FileZilla does not analyse files uploaded as ASCII in any way. So if you have mixed line endings, somewhat "unexpected" things can happen. The native line ending for Windows is CR+LF. As this is what the FTP server expects when transferring files in ASCII, FileZilla on Windows does not apply any line ending translation at all. Now, imagine there is a text file with mixed Windows (CR+LF) and Unix (LF) line endings. Uploading that file from a Windows-based system to a Unix-based system will result in all CR+LF translated to LF only. Downloading that file again will make the FTP server convert all LF to CR+LF while sending it to FileZilla. As a result, all LF effectively are converted to CR+LF.

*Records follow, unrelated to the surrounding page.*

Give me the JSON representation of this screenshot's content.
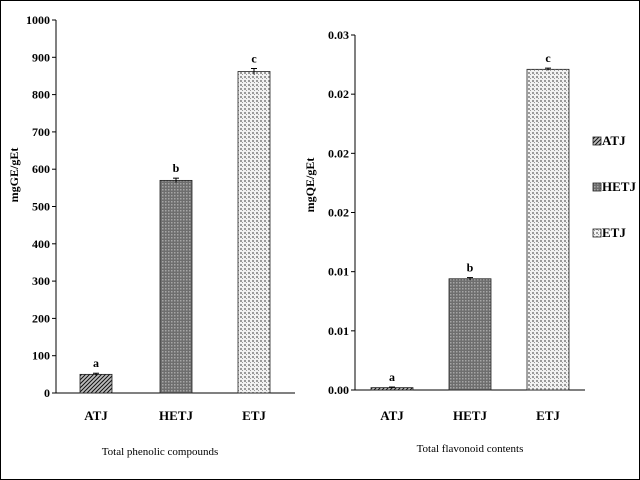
{
  "chart_data": [
    {
      "type": "bar",
      "categories": [
        "ATJ",
        "HETJ",
        "ETJ"
      ],
      "values": [
        50,
        570,
        862
      ],
      "errors": [
        3,
        6,
        8
      ],
      "significance": [
        "a",
        "b",
        "c"
      ],
      "xlabel": "Total phenolic compounds",
      "ylabel": "mgGE/gEt",
      "ylim": [
        0,
        1000
      ],
      "yticks": [
        "0",
        "100",
        "200",
        "300",
        "400",
        "500",
        "600",
        "700",
        "800",
        "900",
        "1000"
      ],
      "grid": false
    },
    {
      "type": "bar",
      "categories": [
        "ATJ",
        "HETJ",
        "ETJ"
      ],
      "values": [
        0.0002,
        0.0094,
        0.0271
      ],
      "errors": [
        5e-05,
        0.0001,
        0.0001
      ],
      "significance": [
        "a",
        "b",
        "c"
      ],
      "xlabel": "Total flavonoid contents",
      "ylabel": "mgQE/gEt",
      "ylim": [
        0,
        0.03
      ],
      "yticks": [
        "0.00",
        "0.01",
        "0.01",
        "0.02",
        "0.02",
        "0.02",
        "0.03"
      ],
      "grid": false
    }
  ],
  "legend": {
    "position": "right",
    "items": [
      "ATJ",
      "HETJ",
      "ETJ"
    ]
  },
  "colors": {
    "ATJ": "#555555",
    "HETJ": "#8a8a8a",
    "ETJ": "#d4d4d4"
  }
}
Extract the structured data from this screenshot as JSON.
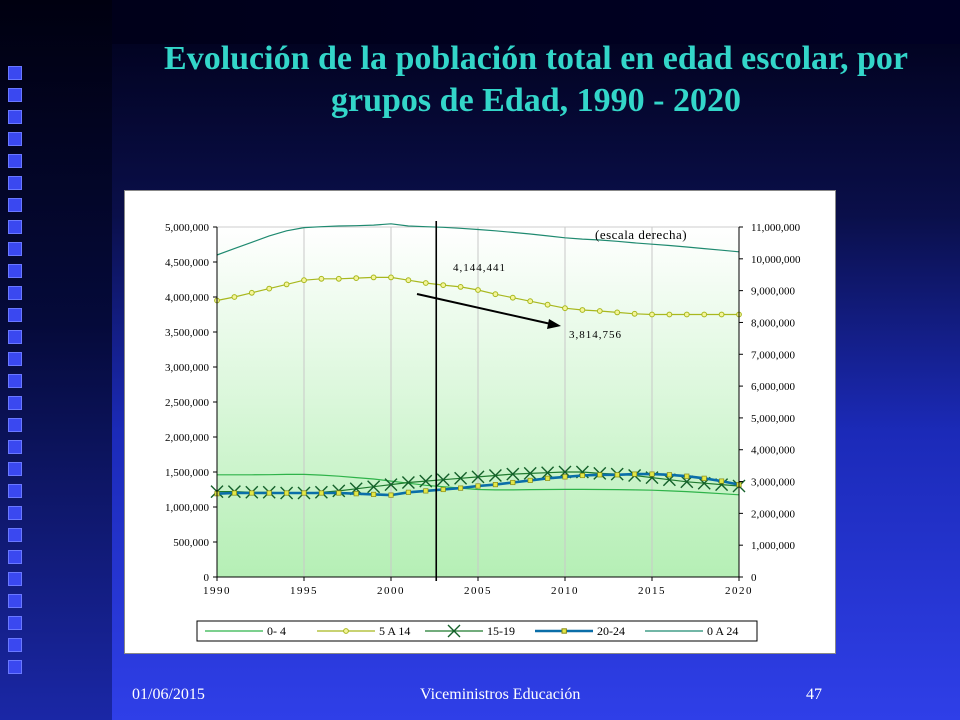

Another example is a text file with mixed line endings. FileZilla on Windows uploads that file to an FTP server running on Windows - no line ending conversion is done at all. Some text editors transparently handle mixed line endings so in such a text editor, the text file looks fine. However, other programs do not handle these cases and the text file might not work as expected in programs running on the server consuming that text file because they are confused by the still embedded Unix-style line endings (LF).

In yet another example, a Windows (CR+LF) text file was uploaded to a Unix-based FTP server in binary. If that file is downloaded in ASCII, the FTP server translates LF to CR+LF so the CR+LF line endings will be converted to CR+CR+LF. FileZilla on Windows does expect the file to already use CR+LF line encoding (per FTP specification), so no more translation is done. Depending on the text editor used, lines might be separated by an additional empty line now.

Changing the data type in FileZilla

You can change the transfer data type in three ways with FileZilla:

  • In the preferences of FileZilla
  • In the main menu under Transfer -> Transfer type
  • By right-clicking the data type indicator in the status bar of FileZilla.